NATLM: Detecting Defects in NFT Smart Contracts Leveraging LLM
Yuanzheng Niu, Xiaoqi Li, Wenkai Li
TL;DR
The paper tackles NFT smart contract security by combining static analysis with a capable LLM (Gemini Pro 1.5) to detect four NFT-specific defects. NATLM builds a knowledge base from AST and CFG features and retrieves relevant defect embeddings via a vector database before applying deep semantic reasoning in an LLM, complemented by a weighted loss and confidence thresholding. On 8,672 NFT contracts, NATLM delivers high precision (87.72%), recall (89.58%), and F1 (88.94%), outperforming traditional static-analysis tools and standalone LLM baselines.
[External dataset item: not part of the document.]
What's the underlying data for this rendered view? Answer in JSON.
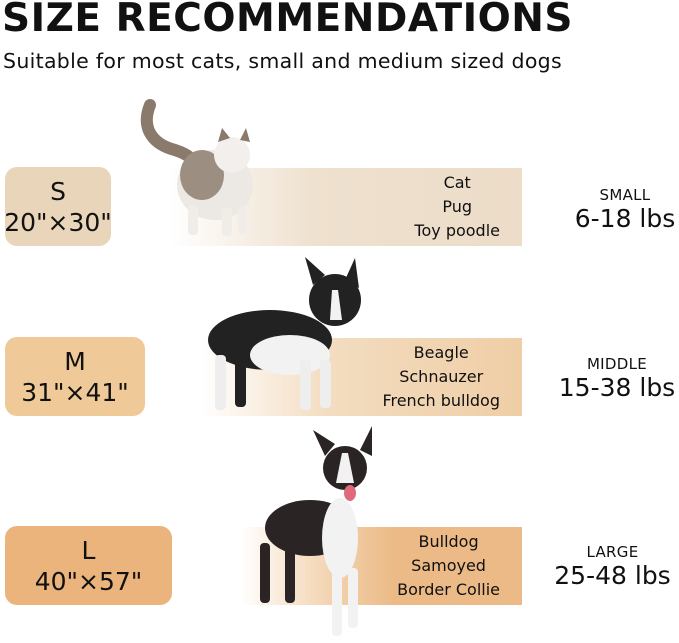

This hybrid approach offers scalable, accurate NFT vulnerability detection with practical implications for audits and secure NFT deployments.
Abstract
Security issues are becoming increasingly significant with the rapid evolution of Non-fungible Tokens (NFTs). As NFTs are traded as digital assets, they have emerged as prime targets for cyber attackers. In the development of NFT smart contracts, there may exist undiscovered defects that could lead to substantial financial losses if exploited. To tackle this issue, this paper presents a framework called NATLM(NFT Assistant LLM), designed to detect potential defects in NFT smart contracts. The framework effectively identifies four common types of vulnerabilities in NFT smart contracts: ERC-721 Reentrancy, Public Burn, Risky Mutable Proxy, and Unlimited Minting. Relying exclusively on large language models (LLMs) for defect detection can lead to a high false-positive rate. To enhance detection performance, NATLM integrates static analysis with LLMs, specifically Gemini Pro 1.5. Initially, NATLM employs static analysis to extract structural, syntactic, and execution flow information from the code, represented through Abstract Syntax Trees (AST) and Control Flow Graphs (CFG). These extracted features are then combined with vectors of known defect examples to create a matrix for input into the knowledge base. Subsequently, the feature vectors and code vectors of the analyzed contract are compared with the contents of the knowledge base. Finally, the LLM performs deep semantic analysis to enhance detection capabilities, providing a more comprehensive and accurate identification of potential security issues. Experimental results indicate that NATLM analyzed 8,672 collected NFT smart contracts, achieving an overall precision of 87.72%, a recall of 89.58%, and an F1 score of 88.94%. The results outperform other baseline experiments, successfully identifying four common types of defects.